I cursed the environment I was in. The light was terrible. We hadn’t even been able to get Melissa off the floor. At least one of the servants had dried off the baby and fashioned a makeshift crib near the log fire. I got two drips up and poured fluids in, normal saline and then colloid. But she needed blood above all else. Thank God I found a vial of oxytocin in the crash box. I gave her ten units. It didn’t make the slightest difference. Then I gave her ergometrine, 250mg intravenously, then 250 mg intramuscularly. How I wished I was back in Edinburgh with a six minute ambulance response time. Here, the ambulance would take forever. And the rains had started. The cavalry might not reach us at all. I set up an oxytocin infusion. What else could I do? Rub up the fundus. Examine the genital tract – as best you can – for tears. Anything else verged into surgical management and I had neither the tools, nor the environment in which to proceed. Uterine artery, or internal iliac artery ligation? Hysterectomy as a last resort? Impossible. All I could do was tamponade the bleeding as best I could, with a mass of sterile packs, and wait.
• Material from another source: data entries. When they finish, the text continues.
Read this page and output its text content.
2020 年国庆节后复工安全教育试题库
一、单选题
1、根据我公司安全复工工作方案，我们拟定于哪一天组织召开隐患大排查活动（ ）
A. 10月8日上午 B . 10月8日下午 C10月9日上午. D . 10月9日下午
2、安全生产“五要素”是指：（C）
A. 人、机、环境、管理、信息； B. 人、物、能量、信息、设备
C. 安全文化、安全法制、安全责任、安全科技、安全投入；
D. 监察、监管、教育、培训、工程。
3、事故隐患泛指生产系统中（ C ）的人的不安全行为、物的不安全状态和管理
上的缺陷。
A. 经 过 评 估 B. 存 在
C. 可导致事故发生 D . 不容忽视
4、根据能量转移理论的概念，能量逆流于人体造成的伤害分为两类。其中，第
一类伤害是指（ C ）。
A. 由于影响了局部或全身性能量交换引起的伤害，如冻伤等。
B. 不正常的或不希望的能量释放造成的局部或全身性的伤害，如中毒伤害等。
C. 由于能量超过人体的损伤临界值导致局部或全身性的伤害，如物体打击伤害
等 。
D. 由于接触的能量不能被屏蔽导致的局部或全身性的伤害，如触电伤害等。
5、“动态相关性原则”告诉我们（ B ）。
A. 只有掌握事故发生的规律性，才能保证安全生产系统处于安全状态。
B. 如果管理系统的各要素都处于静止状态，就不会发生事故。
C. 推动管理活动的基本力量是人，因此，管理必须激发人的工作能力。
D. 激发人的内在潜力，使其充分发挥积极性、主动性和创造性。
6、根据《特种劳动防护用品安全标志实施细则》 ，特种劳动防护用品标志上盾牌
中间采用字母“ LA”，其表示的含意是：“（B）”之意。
Slowly I became aware that the entire household staff had entered the room and had formed a semicircle around its periphery, like the chorus in a Greek tragedy.
Now she was deathly pale. I had a very bad feeling about the way things were going. As a doctor, I had never before, nor since, felt so wretched nor so helpless. When Melissa spoke, her voice was almost inaudible, as if she were speaking from another world.
“Where is Paul?”
“He is at Blind Man’s Burn.”
“Why doesn’t he come?”
Gordon said, “I need to speak to my wife, alone.”
“I don’t think so.”
“I promise I won’t harm her anymore. Please, see, you can leave the door open.”
But I wasn’t going to leave my patient. As a concession I retreated a few steps.
“Melissa. I need to know. Did you love Paul?”
“Of course I love Paul.”
“I mean, did you love him… with a forbidden love?”
As one, the Greek chorus fell to its knees.
She whispered, “How can love be forbidden?” I believe it was the last thing she said.
Now the eternal wait for the ambulance no longer mattered. It didn’t even matter that the blue light approaching through the dense forest belonged not to an ambulance, but to a police car. I gave the two startled police officers a brief handover, and suggested that one of them might wish to take a turn down to Blind Man’s Burn. Acharacle made another brief appearance, pausing to look absently at the girl’s inert body, and then at his great granddaughter. He never lost his mystified look of profound puzzlement. It was nineteen years ago. But for me the memory, the sharpness of the image, has never faded.
“Poor little mite. It’s your turn now.”